Cambodia has made remarkable progress in the fight against tuberculosis (TB), reducing cases by 25 per cent between 2015 and 2020. Over 45,000 TB cases per year still occur, however, and 22 per cent of the patients are under 14 years old, according to the Institut Pasteur du Cambodge (IPC).
According to its July 4 press release, IPC and the Cambodian National Tuberculosis Programme – together with the TB-Speed consortium – are organising a national restitution symposium of the TB-Speed Project results in Phnom Penh on July 5 and 6.

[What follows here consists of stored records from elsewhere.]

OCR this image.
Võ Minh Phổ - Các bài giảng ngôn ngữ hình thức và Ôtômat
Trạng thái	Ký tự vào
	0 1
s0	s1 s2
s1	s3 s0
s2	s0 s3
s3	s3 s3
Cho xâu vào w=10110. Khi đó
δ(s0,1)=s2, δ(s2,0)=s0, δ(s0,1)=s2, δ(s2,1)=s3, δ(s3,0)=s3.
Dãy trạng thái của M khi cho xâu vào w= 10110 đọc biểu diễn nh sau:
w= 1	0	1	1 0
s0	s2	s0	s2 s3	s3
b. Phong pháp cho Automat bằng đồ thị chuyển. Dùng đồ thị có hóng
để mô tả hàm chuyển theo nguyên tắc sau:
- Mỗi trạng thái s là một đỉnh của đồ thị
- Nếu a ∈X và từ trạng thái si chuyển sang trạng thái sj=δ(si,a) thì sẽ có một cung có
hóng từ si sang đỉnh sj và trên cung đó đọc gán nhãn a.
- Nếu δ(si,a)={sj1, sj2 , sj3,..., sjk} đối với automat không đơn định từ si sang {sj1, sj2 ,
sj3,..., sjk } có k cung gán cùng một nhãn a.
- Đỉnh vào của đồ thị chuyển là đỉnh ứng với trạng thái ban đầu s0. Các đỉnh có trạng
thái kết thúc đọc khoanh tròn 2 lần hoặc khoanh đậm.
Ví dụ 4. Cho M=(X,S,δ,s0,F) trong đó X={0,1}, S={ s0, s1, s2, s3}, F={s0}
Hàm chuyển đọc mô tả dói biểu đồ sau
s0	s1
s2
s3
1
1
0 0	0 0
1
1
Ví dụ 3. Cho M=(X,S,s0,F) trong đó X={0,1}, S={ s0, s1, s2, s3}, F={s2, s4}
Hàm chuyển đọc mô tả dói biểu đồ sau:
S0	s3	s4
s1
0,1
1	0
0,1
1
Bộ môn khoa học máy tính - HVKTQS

This research project, which aims to reduce TB mortality in children by improving diagnosis, was deployed between 2017 and 2022 in seven limited-resources countries with a high incidence of TB: Cambodia, Cameroon, Cote d’Ivoire, Mozambique, Sierra Leone, Uganda and Zambia.
The TB-Speed Research project is funded by Unitaid – a global health initiative focused on innovations to prevent major diseases in low- and middle-income countries – Initiative-Expertise France and the French infectious disease agency ANRS.
The symposium will bring together project partners, key stakeholders, TB-Speed scientific committee members and representatives of the World Health Organisation (WHO), along with the team from the national TB programme.
“Tuberculosis affects approximately 10 million people per year worldwide, including one million children. Less than half of all childhood TB cases are reported to WHO, as the diagnosis of TB in children is difficult,” the press release said.
“Approximately 250,000 children worldwide die from tuberculosis and, in the majority of cases, these deaths occur in children who were not put on treatment because they were not diagnosed,” it added.
Huot Chan Yuda, director of the National Centre for Tuberculosis and Leprosy Control (CENAT), told The Post that the programmme had focused on doing trial research in a few specific parts of the country. The pilot project tested stool and blood samples of children, which was different to CENAT’s testing, which was carried out on patients’ sputum.
“If the trial is successful, that will expand it further in Cambodia,” he said.
He added that the Covid-19 crisis of the past two years had created a number of problems for TB research, and that cases were rising.
“After the Covid situation improved, we restarted our research activities. We have seen an increase in cases overall. As you know, like Covid-19, TB is a respiratory infection which affects the lungs,” Chan Yuda said.
In 2021, more than 32,000 TB cases were recorded in Cambodia and the first six months of this year saw 15,000 cases.
The release explained that the TB-Speed Project aims to contribute to the reduction of child mortality by increasing the number of children diagnosed with TB and successfully treated, by working on two main research axes: decentralisation of an innovative diagnostic approach of TB at district hospital and primary health centre levels and improvement of diagnosis of the most vulnerable children.
The project conducted five studies among children with suspected TB. It involved strengthening the diagnostic capacity for childhood TB in 16 referral hospitals, 12 district hospitals and 48 primary health centres through staff training, the installation of GeneXpert machines for the molecular diagnosis of TB, the deployment of equipment and materials for the collection of alternative specimens to sputum, such as nasopharyngeal aspirates and stool specimens, the digitisation of X-ray imaging at hospital level, and the implementation of quality control systems, according to the press release.